I recall one of the great comebacks in elementary school being "I can do what I want, it's a free country." It was always a solid choice, given the breadth of knowledge of constitutional law possessed by the typical 8 year-old.
I raise this because there was a regrettable incident at the UVA-Miami basketball game Saturday night.
Up in the cheap seats, a Miami fan came to the game looking for trouble, and wound up leaving the arena in handcuffs before halftime. The bulk of his offense was jawing at Virginia fans, and using foul language, although we overheard the arrest was for drunk in public. The Miami fans that accompanied him spent the remainder of the game commenting about how it was hypocritical for UVA not to grant their friend freedom of speech, especially in light of the fact that UVA was founded by Thomas Jefferson. I guess it would not matter if I pointed out that Jefferson was not a signer of the Constitution. That's beside the point.
Like the "it's a free country" retort, invoking the First Amendment at sporting events to defend your imaginary right to act like a jackass is suitable for anyone under the age of 14 -- people who don't know better.

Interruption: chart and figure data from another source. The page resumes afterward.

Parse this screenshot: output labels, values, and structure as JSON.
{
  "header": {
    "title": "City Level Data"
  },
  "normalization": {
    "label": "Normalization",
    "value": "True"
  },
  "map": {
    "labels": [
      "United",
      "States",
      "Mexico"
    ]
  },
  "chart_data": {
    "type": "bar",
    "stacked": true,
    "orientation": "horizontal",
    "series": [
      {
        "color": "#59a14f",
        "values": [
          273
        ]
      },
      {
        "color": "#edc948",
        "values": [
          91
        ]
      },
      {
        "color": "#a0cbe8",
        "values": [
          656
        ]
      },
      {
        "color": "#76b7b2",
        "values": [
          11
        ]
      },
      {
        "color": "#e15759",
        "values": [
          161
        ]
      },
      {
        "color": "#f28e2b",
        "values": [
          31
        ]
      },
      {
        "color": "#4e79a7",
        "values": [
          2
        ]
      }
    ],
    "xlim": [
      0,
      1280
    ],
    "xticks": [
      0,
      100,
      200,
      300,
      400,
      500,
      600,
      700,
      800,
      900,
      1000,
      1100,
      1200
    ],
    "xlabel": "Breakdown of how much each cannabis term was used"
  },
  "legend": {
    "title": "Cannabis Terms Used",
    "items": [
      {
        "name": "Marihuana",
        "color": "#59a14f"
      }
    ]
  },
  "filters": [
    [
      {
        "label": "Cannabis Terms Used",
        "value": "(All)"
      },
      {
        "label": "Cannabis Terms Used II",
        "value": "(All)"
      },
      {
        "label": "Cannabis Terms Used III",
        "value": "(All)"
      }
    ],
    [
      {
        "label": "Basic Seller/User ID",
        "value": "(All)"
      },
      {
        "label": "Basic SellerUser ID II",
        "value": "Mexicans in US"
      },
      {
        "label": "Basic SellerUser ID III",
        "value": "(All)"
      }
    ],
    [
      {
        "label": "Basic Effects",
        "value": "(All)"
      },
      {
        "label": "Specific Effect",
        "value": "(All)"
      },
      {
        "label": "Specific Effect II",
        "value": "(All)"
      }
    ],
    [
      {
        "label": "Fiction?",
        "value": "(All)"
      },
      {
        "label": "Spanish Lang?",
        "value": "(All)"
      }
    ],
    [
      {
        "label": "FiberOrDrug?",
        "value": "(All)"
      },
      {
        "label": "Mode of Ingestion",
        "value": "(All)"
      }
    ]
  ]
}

Let's be clear on what protection is NOT in the Constitution. You do have the right to speak your mind. You DO NOT have the right to an audience or venue of your choosing. Remember this, and it will prevent you from improperly invoking the First Amendment when it doesn't actually apply.
Beyond this, the actions of this particular fan begs a discussion on fan etiquette when on another team's turf. When in another team's venue, act like you're a guest in a stranger's house. Cheer on your team, but don't taunt the hosts. Use your sense of humor if you have a good one. Complement a few of the home team's players to any opposing fans nearby. You'll be surprised how much more pleasant the experience can be when you're not getting death stares from everyone around you. Don't get into obscenity laden arguments one section away from the elementary school choir that sang the National Anthem. Stuff like that. It's a game, people, not a war.
Finally, let this serve as a warning for all future visitors to University of Virginia athletic events. The athletic department at Virginia is dedicated to creating a family atmosphere, and the event staff is damn serious about maintaining it. Cheer for your team, be polite, watch your language, and your chances of seeing the entire game will rise dramatically.
P.S. To head off a potential flame war, the fan that got arrested yelled "Let's go Hokies" at one point. I think that says it all.